I sent an email this week to the Soil & Water Conservation Society and Conservation Tillage Information Center suggesting that we in the Midwest get out in front of this issue. Here’s an article that appeared in the N.Y. Times about the nationwide problem.
In order that we don’t backslide from the improvements in agriculture we’ve made, with no-till and cover crop acres, we’ll need to be proactive. Farmers using annual ryegrass and other cover crops will have to be diligent about the burndown process, making sure the crop is killed and not allowing it to resprout. We may also be looking at finding alternative herbicides that can take care of residual growth.
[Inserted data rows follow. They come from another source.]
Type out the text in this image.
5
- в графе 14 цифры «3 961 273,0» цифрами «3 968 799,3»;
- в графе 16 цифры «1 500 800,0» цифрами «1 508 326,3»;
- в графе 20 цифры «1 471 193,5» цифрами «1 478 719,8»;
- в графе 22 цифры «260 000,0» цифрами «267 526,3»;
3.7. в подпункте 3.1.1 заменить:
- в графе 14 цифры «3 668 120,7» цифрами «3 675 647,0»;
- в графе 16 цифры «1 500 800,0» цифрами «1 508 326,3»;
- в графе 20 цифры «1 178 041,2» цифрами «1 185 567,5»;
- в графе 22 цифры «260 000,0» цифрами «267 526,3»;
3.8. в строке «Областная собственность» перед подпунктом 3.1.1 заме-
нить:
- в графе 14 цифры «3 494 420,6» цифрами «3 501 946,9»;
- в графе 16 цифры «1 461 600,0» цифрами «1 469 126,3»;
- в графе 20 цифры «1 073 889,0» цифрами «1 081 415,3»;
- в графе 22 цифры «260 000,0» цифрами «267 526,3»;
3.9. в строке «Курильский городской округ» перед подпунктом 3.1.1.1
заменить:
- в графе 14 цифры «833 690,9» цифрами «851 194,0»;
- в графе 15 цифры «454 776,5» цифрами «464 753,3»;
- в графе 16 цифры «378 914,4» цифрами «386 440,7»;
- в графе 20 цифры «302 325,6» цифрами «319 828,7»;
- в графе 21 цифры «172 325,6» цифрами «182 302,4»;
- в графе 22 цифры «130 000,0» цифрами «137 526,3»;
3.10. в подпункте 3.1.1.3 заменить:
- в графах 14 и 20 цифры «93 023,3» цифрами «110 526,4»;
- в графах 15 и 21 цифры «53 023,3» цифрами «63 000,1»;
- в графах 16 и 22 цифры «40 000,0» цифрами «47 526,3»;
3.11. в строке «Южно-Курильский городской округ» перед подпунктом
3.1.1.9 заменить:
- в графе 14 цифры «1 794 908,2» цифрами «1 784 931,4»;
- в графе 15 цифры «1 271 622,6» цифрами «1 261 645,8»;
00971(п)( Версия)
The improvements in soil biology, clean water and clean air are reason enough to continue advocating for cover crops like annual ryegrass, cereal rye, clover, vetch and radishes. The harvest bonuses and lower costs for fertilizer inputs are additional benefits. It would be a shame to have farmers who’ve invested the time to get cover crops established to go backwards, sacrificing soil and environmental improvement because of the infestation of uncontrolled weeds.